Sindicato debate reestruturação do BB com bancários da instituição no Sul Fluminense

 

 

Nesta quarta-feira, 24, diretores do Sindicato dos Bancários do Sul Fluminense, acompanhados do advogado da entidade, Dr. Murilo César Reis Baptista, se reuniram com bancári@s do Banco do Brasil. O encontro ocorreu de maneira virtual/remota em função da pandemia da Covid-19 e teve a finalidade de debater as propostas apresentadas pela direção da instituição financeira e pelo governo federal acerca da reestruturação do banco, anunciada em janeiro passado.

Os diretores detalharam que o governo federal e a direção do Banco do Brasil querem impor medidas que vão impactar no desmonte de uma das mais importantes instituições públicas a serviço da população de menor renda e de apoio ao desenvolvimento. “O Banco do Brasil é um banco público, está a serviço da população, apoia programas sociais e nem por isso deixa de ter lucro. Bancos privados estão à serviço de seus donos e visam somente o lucro”, ressaltaram.

Outra questão está relacionada à falta de discussão/debate sobre a reestruturação com os funcionários do banco, entidades sindicais e representativas dos funcionários e setores da sociedade que serão afetados. A direção do banco conseguiu atingir um dos seus objetivos, demitindo 5,5 mil funcionários em plena pandemia, precarizando ainda mais o atendimento, já que, muitos funcionários estão em home office; pretendem ainda fechar 112 agências, 242 postos de atendimento e sete escritórios, além de atacar direitos e renda de seus funcionários como o fim da gratificação dos caixas executivos, sendo estes últimos, objetos de ações judiciais, que visam impedir o fechamento de agências bem como a manutenção da gratificação dos caixas.

A direção sindical explicou o que há por trás da proposta. A demissão de milhares de funcionários e o desmonte do banco é feito para ampliar os lucros aos acionistas. Recentemente, o banco anunciou sua distribuição de dividendos em 2021. O documento aponta que o percentual do lucro pago aos acionistas (payout) será de 40%. Sobre o resultado de 2020, o BB aprovou um payout de 35,29%.

Desde que a reestruturação do banco foi anunciada, os funcionários do BB têm realizado uma série de ações visando evitar o avanço da implementação das medidas.
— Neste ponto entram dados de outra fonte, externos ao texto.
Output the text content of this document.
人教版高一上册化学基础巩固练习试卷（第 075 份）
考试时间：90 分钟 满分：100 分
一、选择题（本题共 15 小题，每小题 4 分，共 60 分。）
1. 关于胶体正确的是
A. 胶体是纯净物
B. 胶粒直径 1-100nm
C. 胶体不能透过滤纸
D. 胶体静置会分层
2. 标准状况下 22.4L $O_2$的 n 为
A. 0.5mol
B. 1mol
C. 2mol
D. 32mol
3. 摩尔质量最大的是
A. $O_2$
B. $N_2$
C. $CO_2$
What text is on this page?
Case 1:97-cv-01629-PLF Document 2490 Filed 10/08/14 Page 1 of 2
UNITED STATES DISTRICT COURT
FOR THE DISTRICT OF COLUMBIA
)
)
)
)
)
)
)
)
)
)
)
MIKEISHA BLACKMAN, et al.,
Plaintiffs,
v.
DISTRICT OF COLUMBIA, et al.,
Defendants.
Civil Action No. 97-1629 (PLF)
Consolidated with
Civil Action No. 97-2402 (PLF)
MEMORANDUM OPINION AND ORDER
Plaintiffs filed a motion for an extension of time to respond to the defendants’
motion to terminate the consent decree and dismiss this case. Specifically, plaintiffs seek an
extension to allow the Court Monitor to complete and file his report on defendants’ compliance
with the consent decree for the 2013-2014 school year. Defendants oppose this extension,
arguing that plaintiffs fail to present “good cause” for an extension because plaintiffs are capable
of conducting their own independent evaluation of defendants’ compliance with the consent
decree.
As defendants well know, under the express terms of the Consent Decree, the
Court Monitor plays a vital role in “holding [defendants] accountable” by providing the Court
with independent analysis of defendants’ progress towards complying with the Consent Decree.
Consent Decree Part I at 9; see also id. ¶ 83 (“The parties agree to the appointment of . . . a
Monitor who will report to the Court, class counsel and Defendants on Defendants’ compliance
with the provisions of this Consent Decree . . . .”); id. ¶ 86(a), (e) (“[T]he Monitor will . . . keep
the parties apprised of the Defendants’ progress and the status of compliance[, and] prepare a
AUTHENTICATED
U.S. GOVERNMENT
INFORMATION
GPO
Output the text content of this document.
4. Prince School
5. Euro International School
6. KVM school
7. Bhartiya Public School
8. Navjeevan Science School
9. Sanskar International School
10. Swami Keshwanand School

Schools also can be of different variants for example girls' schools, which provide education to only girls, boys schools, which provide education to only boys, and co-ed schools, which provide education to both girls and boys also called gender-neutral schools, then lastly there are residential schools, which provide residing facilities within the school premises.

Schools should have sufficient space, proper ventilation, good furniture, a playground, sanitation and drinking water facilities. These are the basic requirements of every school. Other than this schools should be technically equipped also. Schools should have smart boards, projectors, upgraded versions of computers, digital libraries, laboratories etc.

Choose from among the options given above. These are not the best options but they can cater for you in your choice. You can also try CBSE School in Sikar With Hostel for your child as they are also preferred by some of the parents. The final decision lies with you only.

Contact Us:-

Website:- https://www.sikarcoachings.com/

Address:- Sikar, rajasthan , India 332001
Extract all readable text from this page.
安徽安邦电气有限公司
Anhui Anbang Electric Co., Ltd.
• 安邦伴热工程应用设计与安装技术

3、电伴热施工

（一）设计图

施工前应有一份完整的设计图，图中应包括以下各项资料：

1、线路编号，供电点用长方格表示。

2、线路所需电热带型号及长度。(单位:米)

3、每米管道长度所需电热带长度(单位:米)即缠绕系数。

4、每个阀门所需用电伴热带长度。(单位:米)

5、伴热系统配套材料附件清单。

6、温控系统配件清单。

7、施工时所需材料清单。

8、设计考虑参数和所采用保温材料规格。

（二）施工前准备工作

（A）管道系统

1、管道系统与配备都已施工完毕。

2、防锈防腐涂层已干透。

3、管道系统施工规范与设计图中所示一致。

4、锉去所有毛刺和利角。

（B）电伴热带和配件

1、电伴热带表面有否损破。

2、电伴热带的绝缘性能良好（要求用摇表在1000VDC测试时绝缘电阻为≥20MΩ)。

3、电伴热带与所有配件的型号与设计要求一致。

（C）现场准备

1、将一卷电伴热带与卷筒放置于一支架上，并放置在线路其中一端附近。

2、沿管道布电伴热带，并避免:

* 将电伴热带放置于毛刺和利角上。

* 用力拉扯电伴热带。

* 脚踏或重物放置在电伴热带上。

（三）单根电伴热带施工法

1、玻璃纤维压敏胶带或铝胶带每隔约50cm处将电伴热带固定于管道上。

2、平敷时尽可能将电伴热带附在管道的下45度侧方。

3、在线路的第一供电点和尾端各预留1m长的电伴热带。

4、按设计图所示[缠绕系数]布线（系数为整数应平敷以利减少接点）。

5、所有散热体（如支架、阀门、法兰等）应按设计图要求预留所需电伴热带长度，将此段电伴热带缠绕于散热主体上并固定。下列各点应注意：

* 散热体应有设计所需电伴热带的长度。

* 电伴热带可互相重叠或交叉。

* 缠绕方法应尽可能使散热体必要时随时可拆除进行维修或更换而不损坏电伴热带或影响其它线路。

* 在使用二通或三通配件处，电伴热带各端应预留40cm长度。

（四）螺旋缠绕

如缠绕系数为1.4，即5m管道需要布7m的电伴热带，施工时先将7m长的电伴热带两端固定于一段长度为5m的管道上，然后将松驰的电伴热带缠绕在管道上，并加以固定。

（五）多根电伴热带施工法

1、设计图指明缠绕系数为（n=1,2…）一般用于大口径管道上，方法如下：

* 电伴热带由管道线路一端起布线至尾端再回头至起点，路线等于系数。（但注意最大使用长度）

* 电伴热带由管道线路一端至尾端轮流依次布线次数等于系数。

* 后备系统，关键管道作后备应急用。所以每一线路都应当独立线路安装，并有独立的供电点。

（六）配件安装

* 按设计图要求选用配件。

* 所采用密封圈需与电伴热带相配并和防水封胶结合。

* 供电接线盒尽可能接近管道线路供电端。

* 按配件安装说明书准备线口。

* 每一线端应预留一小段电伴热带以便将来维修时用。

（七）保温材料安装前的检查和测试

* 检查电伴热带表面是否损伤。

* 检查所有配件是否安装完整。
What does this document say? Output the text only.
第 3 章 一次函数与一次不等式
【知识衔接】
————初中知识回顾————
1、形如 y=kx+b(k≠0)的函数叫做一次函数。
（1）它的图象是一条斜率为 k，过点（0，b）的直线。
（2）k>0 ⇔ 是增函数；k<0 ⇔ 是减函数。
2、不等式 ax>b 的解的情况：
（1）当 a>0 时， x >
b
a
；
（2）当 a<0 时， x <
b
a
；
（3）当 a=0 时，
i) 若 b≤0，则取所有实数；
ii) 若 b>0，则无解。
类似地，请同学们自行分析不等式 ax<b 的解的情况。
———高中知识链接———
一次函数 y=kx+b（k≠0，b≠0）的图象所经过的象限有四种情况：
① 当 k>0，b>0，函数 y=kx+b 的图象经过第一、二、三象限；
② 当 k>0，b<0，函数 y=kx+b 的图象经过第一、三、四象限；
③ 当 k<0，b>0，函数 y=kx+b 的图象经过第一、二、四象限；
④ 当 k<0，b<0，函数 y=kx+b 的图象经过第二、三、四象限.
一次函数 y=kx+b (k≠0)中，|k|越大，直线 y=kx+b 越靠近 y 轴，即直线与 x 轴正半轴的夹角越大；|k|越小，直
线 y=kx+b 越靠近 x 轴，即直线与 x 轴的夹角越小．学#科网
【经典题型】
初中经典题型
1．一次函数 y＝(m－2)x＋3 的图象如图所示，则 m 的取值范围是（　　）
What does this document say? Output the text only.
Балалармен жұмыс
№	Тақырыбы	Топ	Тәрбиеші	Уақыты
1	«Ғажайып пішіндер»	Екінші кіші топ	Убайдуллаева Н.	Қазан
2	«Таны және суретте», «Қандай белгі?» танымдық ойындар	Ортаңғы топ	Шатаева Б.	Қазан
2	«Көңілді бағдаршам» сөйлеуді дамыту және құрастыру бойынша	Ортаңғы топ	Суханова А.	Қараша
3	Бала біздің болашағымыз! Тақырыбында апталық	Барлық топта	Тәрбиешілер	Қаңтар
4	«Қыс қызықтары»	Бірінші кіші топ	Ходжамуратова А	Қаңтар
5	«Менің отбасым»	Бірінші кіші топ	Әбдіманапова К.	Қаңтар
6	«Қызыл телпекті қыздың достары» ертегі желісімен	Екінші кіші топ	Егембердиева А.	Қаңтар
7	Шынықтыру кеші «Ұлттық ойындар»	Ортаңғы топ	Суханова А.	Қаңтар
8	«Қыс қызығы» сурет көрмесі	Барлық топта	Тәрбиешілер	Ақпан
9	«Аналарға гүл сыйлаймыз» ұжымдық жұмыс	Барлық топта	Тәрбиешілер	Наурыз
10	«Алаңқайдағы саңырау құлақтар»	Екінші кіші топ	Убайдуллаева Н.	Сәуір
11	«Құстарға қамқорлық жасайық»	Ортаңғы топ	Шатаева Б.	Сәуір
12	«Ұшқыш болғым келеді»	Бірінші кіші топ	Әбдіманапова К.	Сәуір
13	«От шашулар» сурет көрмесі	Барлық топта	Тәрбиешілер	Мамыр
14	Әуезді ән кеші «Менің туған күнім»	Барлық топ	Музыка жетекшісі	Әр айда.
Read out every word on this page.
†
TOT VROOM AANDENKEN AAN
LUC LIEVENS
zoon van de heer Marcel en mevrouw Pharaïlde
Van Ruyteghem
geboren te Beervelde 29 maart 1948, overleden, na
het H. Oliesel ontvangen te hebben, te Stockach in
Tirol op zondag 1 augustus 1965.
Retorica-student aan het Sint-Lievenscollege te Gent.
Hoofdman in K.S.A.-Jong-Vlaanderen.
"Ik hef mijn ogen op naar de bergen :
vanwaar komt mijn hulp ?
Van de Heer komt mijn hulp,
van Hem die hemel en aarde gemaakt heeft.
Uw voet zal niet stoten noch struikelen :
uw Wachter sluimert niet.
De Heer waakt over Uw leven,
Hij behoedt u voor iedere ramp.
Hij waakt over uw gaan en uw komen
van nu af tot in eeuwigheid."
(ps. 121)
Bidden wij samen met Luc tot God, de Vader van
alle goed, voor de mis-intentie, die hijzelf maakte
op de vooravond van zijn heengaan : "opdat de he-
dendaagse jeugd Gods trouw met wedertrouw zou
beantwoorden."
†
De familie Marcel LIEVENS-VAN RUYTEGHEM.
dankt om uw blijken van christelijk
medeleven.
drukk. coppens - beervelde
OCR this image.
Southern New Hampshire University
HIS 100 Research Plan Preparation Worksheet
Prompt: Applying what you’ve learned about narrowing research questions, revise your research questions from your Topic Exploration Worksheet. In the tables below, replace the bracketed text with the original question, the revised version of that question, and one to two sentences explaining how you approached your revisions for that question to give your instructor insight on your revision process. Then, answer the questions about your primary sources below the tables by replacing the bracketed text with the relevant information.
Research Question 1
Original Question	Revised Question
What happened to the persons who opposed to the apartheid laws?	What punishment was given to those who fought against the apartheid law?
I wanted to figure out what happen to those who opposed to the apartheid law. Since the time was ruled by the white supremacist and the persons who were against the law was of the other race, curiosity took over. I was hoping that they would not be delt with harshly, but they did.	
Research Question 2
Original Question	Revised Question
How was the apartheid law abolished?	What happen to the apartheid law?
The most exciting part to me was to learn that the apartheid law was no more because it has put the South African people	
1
Entre os atos realizados em todo o país, houve paralisação de 24 horas e grande mobilização pelas redes sociais.
Sob o aspecto jurídico, o advogado Murilo César lembrou que o Comando Nacional e os Sindicatos buscaram, inclusive, a mediação do MPT para solucionar a questão. “O Sindicato está ao lado dos bancários em mais esta luta, e o Departamento Jurídico à disposição para esclarecer quaisquer dúvidas”.

Diretor do Sindicato pelo BB, José Luiz das Neves, enfatizou a importância de os bancários da base sindical do Sul Fluminense participarem das manifestações e atos como forma de reforçar o movimento e impedir o desmonte do banco.